At this we laughed, which annoyed Innocentina so much that she at once fed to the maligned Fanny a bunch of charming yellow-pink mushrooms which my prophetic soul told me had been originally intended for her master's lunch.

Fortunately for us, Joseph—sadly wearing in his buttonhole the despised cyclamen—discovered a few more of these agreeable little vegetables, which he tested for our benefit by drawing his sturdy thumbnail along the stem, showing how the fluted undersurface flushed red at the touch, while the blood flowed carmine from the wound he made.

A short rest brought the colour back to the Boy's lips, but we did not go on again until we had eaten some of the chicken sandwiches which had been put up for me at the hotel. Climbing had made us hungry, although we had not been three hours on the way. And we had left the summer behind, on lower levels; we did not need to remind ourselves now that it was autumn. By noon we were en route again, but the brilliance of the day had gone. As we looked back at the world we were leaving, serrated mountains were dark against flying silver clouds, and when we neared the Col, a fierce north wind, which had been lying in wait for us above, swooped down like a great bird of prey. We had heard it shrieking from afar, but now we had penetrated into its very eyrie; and as we crept, like flies upon a wall, along the tiny path which merely roughened the sheer rock precipice, the wind caught and clawed us with savage glee.

For a wonder, the much-travelled Joseph had never before made the ascent of Mont Revard, therefore a certain pioneer instinct on which I pride myself, and yesterday's research in the admirable map of the Ministry of the Interior, alone gave us guidance.
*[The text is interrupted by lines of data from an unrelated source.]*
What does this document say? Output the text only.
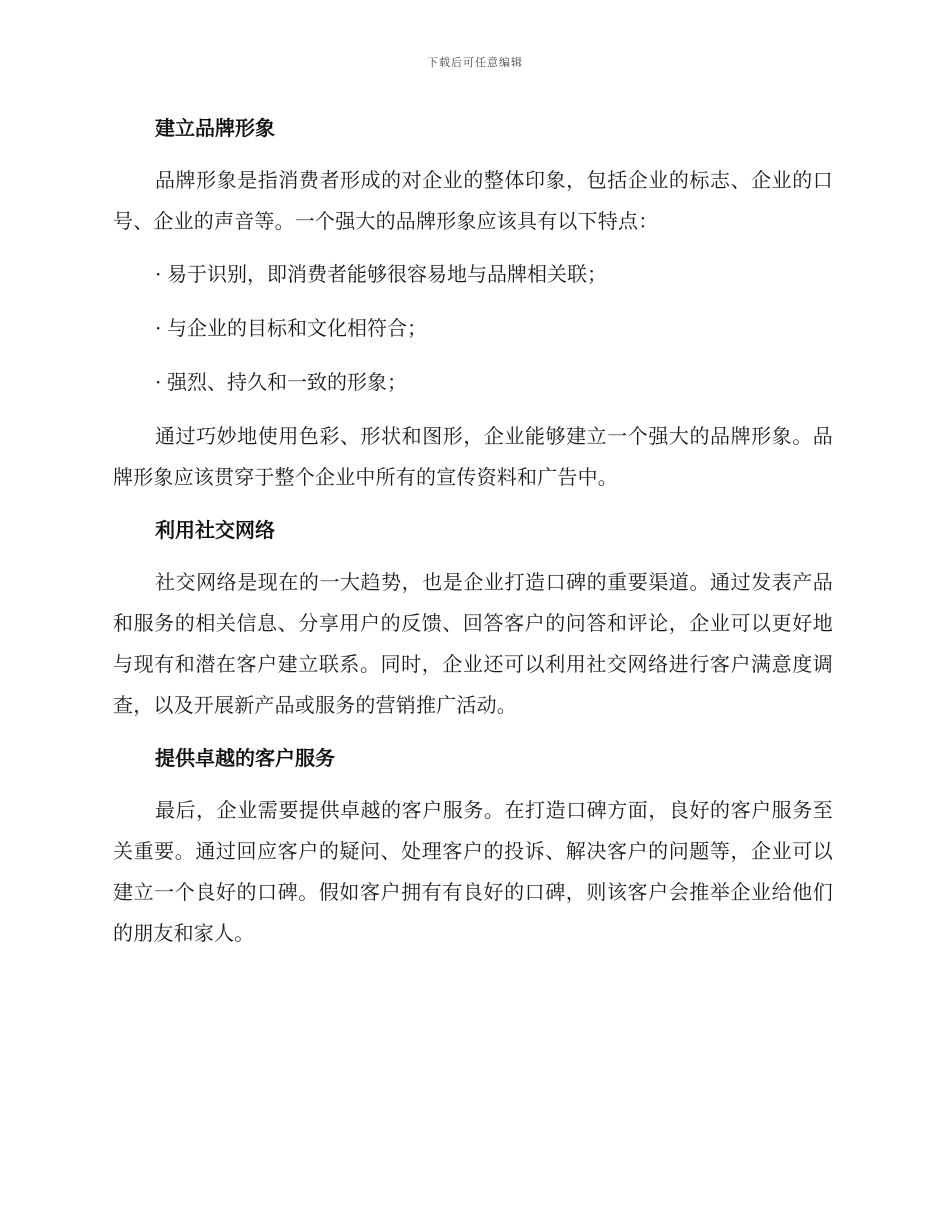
下载后可任意编辑
建立品牌形象

品牌形象是指消费者形成的对企业的整体印象，包括企业的标志、企业的口号、企业的声音等。一个强大的品牌形象应该具有以下特点：

· 易于识别，即消费者能够很容易地与品牌相关联；
· 与企业的目标和文化相符合；
· 强烈、持久和一致的形象；

通过巧妙地使用色彩、形状和图形，企业能够建立一个强大的品牌形象。品牌形象应该贯穿于整个企业中所有的宣传资料和广告中。

利用社交网络

社交网络是现在的一大趋势，也是企业打造口碑的重要渠道。通过发表产品和服务的相关信息、分享用户的反馈、回答客户的问答和评论，企业可以更好地与现有和潜在客户建立联系。同时，企业还可以利用社交网络进行客户满意度调查，以及开展新产品或服务的营销推广活动。

提供卓越的客户服务

最后，企业需要提供卓越的客户服务。在打造口碑方面，良好的客户服务至关重要。通过回应客户的疑问、处理客户的投诉、解决客户的问题等，企业可以建立一个良好的口碑。假如客户拥有有良好的口碑，则该客户会推举企业给他们的朋友和家人。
I did not see how we could have come wrong, yet each moment it appeared that our neglected path had reached its end, like an unwound tape-measure. Could it be possible that this broken, ill-mended thread was the clue which would eventually lead us to the Col de Pertuiset, and the châlet-hotel far away upon the summit of the mountain?

The Boy and I were ahead now, I sheltering him slightly from the cold blast with my body, as I walked before him. Presently the way turned abruptly, to zig-zag up a gap in the rock face, and I shouted a warning to Joseph to look after Innocentina and the animals, so steep and ruinous was the path. But I need not have been alarmed. A backward glance showed me that Joseph had anticipated my instructions, so far as Innocentina was concerned.

Not a word of complaint came from the Boy; indeed, it would have been difficult for him to utter it, even if he would, with the wind rudely pressing its seal upon his lips. But I held out a hand to him, and though he rebelled at first, an instant's silent tussle made me master of his, so that I could pull him up with little effort on his part.